Film de Martin Scorsese (The Departed, USA, 2006). 145 mn. VM. Inédit. Scénario : William
Monahan. Avec Leonardo DiCaprio : Billy. Matt Damon : Colin. Jack Nicholson : Costello.
Que Martin Scorsese se soit inspiré du film hongkongais Infernal Affairs n'a aucune importance, tant il a
imprégné l'intrigue de son style à lui, ce mélange d'hystérie spectaculaire et de moralisme plus ou
moins secret. Colin et Billy ne sont pas des frères de sang, mais ils sont jumeaux dans l'âme. Les deux
postulent pour entrer dans la police de Boston. Mais si Colin est accueilli avec respect au sein des
Enquêtes spéciales, Billy est humilié par ses chefs, qui ne l'engagent que pour jouer les sous-marins,
les espions, les infiltrés - bref, les méprisables - auprès de Frank Costello, parrain vieillissant de la
toute-puissante pègre irlandaise.
Nul ne sait, cependant, que Colin, fils spirituel du mafioso, lui rapporte tout... Durant deux heures trente
qui passent en un éclair, en scènes courtes, ardentes, avides, dans une adéquation parfaite entre la
violence des images, des dialogues et des actes, Scorsese filme la peur. Celle qui étreint ces êtres
sans foi ni loi jouant à pas vu, pas pris, en se traquant les uns les autres. Terreur incrédule de Matt
Damon, contraint peu à peu d'ourdir des plans machiavéliques pour éviter de se retrouver piégé.

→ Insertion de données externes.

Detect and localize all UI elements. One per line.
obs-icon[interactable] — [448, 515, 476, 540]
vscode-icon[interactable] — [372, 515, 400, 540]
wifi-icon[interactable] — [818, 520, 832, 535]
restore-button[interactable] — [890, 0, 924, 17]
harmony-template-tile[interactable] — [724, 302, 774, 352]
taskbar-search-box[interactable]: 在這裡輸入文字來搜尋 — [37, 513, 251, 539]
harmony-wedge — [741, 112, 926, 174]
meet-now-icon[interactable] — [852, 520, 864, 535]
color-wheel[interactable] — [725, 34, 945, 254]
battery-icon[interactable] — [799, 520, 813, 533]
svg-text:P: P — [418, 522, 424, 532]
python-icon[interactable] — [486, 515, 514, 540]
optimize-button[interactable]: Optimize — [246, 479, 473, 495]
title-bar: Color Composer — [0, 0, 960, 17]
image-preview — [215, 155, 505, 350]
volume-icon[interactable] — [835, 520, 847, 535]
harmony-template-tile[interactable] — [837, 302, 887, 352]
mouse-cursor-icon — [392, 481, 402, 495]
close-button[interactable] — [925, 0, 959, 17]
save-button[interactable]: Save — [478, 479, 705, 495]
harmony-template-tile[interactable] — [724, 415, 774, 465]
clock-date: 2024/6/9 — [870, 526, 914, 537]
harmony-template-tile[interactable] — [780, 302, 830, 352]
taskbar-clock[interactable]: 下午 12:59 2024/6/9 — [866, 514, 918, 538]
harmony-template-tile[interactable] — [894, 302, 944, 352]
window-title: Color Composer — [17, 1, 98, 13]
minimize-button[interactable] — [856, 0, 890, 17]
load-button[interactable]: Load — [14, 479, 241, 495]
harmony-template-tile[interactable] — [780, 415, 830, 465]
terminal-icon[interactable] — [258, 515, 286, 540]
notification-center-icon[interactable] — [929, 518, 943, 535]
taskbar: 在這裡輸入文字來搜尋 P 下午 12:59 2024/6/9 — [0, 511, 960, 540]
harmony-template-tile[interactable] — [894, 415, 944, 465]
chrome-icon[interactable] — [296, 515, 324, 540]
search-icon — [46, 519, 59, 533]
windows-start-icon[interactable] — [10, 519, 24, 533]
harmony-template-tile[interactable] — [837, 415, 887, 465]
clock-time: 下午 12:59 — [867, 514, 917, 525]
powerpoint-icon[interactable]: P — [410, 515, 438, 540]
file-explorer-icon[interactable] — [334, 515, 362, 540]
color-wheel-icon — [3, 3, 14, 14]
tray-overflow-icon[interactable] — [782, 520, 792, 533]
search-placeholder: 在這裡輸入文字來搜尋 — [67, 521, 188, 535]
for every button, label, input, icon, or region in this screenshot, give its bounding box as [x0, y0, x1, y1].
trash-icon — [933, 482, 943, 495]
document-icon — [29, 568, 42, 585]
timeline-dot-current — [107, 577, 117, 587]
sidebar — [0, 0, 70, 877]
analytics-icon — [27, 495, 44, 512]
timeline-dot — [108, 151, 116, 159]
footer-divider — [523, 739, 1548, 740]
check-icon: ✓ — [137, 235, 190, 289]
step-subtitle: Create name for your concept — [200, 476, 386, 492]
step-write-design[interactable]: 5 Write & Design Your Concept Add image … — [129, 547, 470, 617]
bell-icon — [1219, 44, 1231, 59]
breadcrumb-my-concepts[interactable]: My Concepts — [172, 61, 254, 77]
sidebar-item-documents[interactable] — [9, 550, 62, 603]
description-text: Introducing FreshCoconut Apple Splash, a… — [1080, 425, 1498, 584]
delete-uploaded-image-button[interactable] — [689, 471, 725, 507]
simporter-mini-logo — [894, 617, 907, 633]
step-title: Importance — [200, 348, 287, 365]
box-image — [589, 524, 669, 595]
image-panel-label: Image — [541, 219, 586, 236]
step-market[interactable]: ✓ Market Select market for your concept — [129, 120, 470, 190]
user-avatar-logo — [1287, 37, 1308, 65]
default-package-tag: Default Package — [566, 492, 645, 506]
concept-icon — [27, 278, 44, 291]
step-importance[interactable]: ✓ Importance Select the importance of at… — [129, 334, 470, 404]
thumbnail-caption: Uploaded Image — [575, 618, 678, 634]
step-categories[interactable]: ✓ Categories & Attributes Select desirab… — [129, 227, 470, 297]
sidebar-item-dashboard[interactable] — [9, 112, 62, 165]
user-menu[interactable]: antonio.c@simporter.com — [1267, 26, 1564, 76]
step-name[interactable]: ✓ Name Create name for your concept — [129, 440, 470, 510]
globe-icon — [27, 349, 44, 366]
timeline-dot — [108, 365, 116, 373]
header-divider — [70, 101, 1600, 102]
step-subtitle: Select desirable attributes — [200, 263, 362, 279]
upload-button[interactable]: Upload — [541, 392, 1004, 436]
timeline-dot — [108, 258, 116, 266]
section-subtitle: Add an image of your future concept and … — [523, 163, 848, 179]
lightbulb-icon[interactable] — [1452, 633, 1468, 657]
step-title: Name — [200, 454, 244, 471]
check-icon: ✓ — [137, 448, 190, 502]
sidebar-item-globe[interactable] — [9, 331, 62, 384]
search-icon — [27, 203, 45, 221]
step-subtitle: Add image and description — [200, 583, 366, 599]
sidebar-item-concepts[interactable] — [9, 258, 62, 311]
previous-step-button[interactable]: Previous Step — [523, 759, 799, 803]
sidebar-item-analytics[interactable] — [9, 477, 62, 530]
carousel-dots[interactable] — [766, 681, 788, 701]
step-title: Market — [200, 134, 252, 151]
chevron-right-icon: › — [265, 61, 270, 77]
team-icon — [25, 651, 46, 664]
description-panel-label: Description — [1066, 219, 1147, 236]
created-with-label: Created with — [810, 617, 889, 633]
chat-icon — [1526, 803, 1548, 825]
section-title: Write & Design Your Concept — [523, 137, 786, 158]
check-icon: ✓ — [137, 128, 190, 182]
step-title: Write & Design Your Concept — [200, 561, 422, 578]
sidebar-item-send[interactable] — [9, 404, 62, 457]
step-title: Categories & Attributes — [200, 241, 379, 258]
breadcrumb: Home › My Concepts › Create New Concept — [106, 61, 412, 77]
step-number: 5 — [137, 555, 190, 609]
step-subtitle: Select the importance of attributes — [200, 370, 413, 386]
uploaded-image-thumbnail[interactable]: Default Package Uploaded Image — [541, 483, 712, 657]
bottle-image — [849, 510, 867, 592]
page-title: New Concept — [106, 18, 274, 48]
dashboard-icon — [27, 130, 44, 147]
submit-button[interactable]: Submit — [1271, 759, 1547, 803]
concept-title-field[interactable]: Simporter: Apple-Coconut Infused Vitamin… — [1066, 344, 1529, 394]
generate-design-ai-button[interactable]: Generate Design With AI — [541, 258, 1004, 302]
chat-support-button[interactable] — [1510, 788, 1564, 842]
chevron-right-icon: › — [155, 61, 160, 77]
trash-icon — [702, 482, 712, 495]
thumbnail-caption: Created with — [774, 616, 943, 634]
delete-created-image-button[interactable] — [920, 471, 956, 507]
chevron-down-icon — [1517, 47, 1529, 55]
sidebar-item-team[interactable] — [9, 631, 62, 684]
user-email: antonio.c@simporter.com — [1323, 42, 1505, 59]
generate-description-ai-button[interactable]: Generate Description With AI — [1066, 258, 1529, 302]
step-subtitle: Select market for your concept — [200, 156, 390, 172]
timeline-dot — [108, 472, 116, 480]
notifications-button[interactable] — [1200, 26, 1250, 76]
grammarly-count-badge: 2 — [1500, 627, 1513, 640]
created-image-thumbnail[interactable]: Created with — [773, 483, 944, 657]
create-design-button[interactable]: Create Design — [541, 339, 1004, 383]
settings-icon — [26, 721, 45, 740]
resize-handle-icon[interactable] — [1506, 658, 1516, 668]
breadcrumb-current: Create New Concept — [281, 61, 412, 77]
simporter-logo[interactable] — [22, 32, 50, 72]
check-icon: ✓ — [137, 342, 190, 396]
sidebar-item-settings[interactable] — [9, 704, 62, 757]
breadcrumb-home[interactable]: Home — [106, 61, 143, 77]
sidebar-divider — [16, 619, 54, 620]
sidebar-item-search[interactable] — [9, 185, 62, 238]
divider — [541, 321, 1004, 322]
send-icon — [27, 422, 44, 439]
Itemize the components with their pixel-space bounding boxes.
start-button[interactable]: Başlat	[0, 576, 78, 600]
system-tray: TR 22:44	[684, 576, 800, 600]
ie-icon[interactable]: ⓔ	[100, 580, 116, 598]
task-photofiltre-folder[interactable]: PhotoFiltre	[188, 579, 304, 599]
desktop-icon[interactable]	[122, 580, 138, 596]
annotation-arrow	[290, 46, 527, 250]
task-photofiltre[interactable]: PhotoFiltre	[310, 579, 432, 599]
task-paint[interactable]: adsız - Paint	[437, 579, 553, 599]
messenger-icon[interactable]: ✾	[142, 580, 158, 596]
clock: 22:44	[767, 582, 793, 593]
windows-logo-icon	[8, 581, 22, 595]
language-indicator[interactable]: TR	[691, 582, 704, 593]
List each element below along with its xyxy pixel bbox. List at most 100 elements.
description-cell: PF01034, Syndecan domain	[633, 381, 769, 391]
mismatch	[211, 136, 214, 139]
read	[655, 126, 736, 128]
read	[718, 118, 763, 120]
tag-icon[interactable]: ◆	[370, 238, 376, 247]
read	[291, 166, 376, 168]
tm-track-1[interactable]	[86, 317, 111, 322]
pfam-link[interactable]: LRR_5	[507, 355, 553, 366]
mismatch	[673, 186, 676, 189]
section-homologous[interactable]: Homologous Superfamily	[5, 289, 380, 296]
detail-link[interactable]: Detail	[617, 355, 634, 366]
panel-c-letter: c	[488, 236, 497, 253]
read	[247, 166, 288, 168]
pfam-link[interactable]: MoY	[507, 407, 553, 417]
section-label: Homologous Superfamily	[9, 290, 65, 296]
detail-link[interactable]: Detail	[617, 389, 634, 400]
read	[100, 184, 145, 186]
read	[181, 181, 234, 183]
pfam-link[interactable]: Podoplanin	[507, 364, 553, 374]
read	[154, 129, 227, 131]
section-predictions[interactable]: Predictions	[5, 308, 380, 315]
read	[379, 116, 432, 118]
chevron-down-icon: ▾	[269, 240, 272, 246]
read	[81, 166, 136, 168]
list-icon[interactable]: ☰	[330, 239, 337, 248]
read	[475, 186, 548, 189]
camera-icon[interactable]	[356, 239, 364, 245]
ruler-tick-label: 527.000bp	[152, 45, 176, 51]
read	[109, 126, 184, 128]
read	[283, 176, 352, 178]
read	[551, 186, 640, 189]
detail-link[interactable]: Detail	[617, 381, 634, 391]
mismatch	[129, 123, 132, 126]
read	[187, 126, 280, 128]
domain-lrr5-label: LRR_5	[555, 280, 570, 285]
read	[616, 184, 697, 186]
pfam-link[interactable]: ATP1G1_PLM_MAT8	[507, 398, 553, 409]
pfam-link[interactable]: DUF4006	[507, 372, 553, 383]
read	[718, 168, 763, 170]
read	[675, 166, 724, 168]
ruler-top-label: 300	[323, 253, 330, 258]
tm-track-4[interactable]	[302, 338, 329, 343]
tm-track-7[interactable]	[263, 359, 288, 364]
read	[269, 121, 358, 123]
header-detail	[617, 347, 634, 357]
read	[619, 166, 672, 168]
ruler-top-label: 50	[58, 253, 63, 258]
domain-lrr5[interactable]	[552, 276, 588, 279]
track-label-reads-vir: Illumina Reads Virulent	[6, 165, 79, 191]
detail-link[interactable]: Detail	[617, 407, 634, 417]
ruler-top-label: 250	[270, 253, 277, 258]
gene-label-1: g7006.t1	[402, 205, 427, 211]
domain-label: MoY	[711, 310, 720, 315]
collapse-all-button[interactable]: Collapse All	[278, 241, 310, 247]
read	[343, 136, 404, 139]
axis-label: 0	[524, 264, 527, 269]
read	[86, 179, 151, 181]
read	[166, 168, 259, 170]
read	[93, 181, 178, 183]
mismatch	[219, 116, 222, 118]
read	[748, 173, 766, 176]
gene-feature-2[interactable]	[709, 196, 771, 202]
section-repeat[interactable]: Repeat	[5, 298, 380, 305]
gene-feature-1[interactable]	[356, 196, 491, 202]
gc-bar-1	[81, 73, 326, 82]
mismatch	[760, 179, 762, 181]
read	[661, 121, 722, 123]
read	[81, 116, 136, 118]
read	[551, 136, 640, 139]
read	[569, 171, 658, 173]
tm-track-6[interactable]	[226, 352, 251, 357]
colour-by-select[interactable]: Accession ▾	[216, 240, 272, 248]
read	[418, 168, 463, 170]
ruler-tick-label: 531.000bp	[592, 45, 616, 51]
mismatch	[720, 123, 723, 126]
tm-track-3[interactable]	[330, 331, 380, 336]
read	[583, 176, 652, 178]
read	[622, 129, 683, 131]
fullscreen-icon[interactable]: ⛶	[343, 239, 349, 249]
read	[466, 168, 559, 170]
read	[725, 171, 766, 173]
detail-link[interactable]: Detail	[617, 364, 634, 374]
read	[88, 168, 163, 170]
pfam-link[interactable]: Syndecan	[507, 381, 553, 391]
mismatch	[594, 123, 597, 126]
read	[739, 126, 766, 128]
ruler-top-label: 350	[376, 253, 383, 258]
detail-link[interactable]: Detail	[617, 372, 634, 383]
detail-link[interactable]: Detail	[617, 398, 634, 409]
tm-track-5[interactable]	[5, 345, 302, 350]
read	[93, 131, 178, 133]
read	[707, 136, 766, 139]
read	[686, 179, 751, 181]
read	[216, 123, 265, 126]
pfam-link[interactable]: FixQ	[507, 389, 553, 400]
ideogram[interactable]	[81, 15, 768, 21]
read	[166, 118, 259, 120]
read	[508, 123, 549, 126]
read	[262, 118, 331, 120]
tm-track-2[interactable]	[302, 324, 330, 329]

Horreur de DiCaprio (son meilleur rôle), découvrant que l'un des hommes de confiance du parrain, tué
lors d'une fusillade, était un infiltré comme lui, cherchant à lui sauver la vie. Plus encore que dans Les
Affranchis, on est dans un univers qui ne veut plus rien dire, où l'ordre social ne repose que sur des
simulacres (la police honore en grande pompe des flics qu'elle a fait assassiner) et où les fils n'existent,
en fait, que pour tuer des pères qui les auront mis au monde pour les berner et les trahir.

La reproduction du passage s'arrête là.